4. Ten aanzien van het resterende gedeelte van het bos -te weten het gedeelte met een oppervlakte van ongeveer 20 hectare, waar tot op heden geen (kap)werkzaamheden hebben plaatsgevonden- heeft Schatzenburg geen verweer gevoerd tegen de vordering. Schatzenburg heeft ter zitting aangegeven, dat zij haar werkzaamheden ten aanzien van dit gedeelte van het bos zal opschorten tot na het einde van het broedseizoen, te weten omstreeks 15 juli 2002.
Ook in zoverre is de vordering dus toewijsbaar.
5. De gevorderde oplegging van dwangsommen zal worden toegewezen als na te melden.
De rechter zal een maximum aan de te verbeuren dwangsommen verbinden.

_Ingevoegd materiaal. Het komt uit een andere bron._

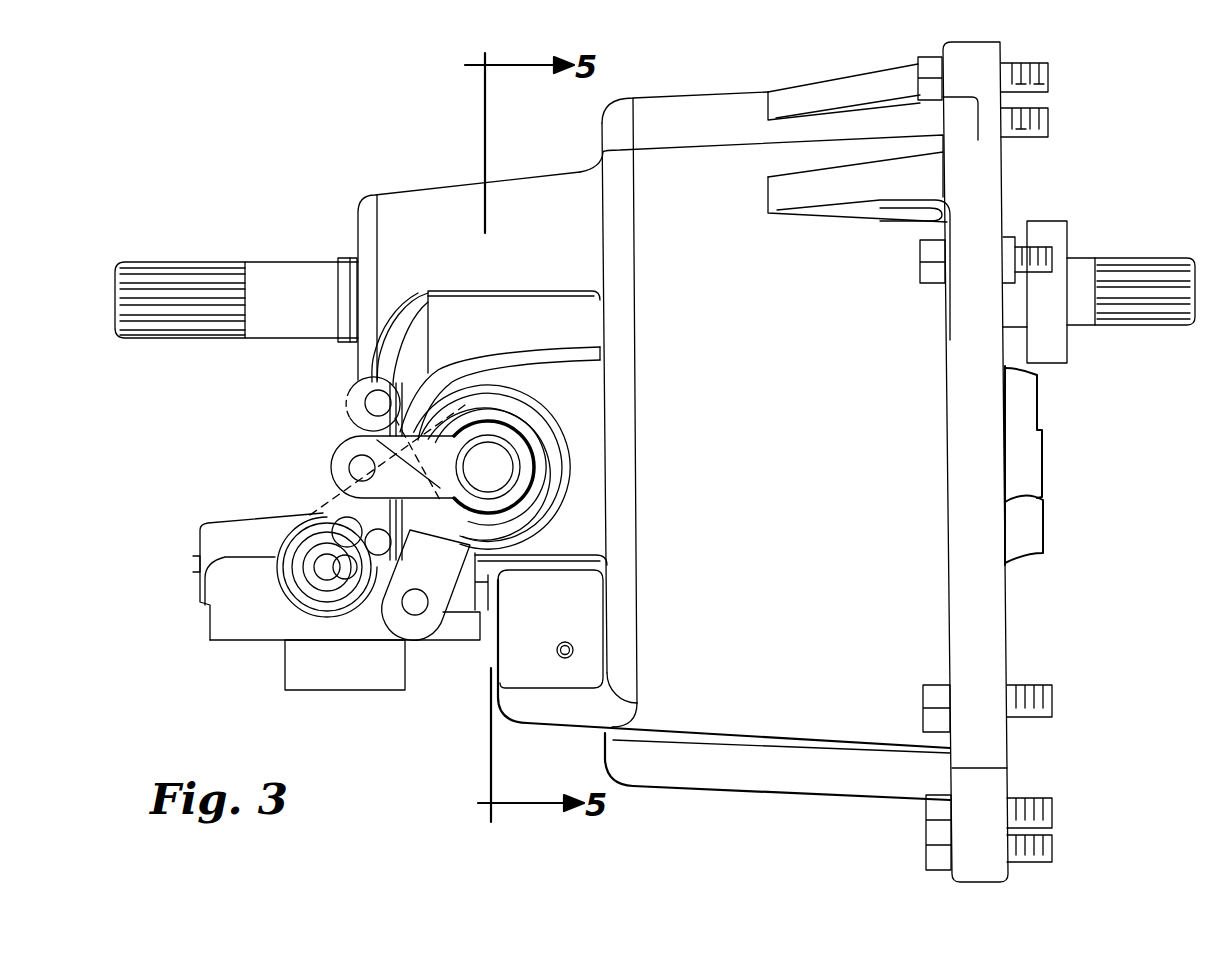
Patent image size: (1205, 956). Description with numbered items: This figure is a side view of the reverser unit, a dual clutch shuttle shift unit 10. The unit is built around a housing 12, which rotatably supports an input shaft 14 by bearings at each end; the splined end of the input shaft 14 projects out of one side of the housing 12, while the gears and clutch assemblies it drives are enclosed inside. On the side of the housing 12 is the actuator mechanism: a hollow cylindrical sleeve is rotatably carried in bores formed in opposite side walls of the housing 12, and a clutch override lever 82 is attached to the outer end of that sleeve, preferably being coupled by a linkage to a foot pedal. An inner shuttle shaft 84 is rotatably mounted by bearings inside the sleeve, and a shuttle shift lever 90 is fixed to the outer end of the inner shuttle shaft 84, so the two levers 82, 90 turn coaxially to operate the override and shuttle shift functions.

The dual clutch shuttle shift unit 10 is at (750, 73).
The housing 12 is at (540, 190).
The input shaft 14 is at (285, 288).
The clutch override lever 82 is at (437, 620).
The inner shuttle shaft 84 is at (492, 463).
The shuttle shift lever 90 is at (334, 443).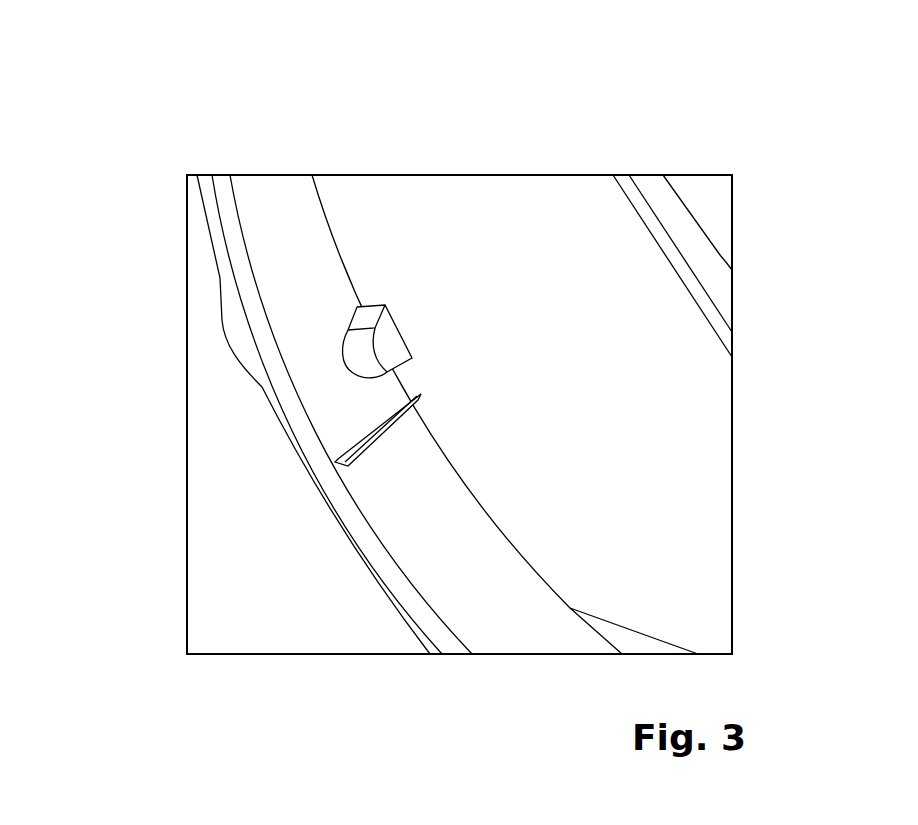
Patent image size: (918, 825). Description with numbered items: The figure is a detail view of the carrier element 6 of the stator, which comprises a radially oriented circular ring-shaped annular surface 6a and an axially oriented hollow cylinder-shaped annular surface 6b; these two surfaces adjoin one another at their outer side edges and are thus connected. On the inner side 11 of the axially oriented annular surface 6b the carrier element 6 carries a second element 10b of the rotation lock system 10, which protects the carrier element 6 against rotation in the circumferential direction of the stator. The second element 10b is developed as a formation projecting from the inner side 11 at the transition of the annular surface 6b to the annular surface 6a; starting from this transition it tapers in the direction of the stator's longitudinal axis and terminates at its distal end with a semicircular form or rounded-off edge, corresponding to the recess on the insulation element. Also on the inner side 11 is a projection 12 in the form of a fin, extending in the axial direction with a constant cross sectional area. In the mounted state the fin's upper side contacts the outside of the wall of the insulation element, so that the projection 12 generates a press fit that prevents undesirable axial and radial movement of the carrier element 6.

Dit laat uiteraard onverlet, dat bij voortgaande overtreding van dit kort-geding-vonnis oplegging van hogere dwangsommen kan worden gevorderd dan wel hernieuwde oplegging van dezelfde dwangsommen.
Het bedrag van zowel de dwangsom als het maximum staat in een redelijke verhouding tot de zwaarte van het geschonden belang en de beoogde werking van de dwangsomoplegging.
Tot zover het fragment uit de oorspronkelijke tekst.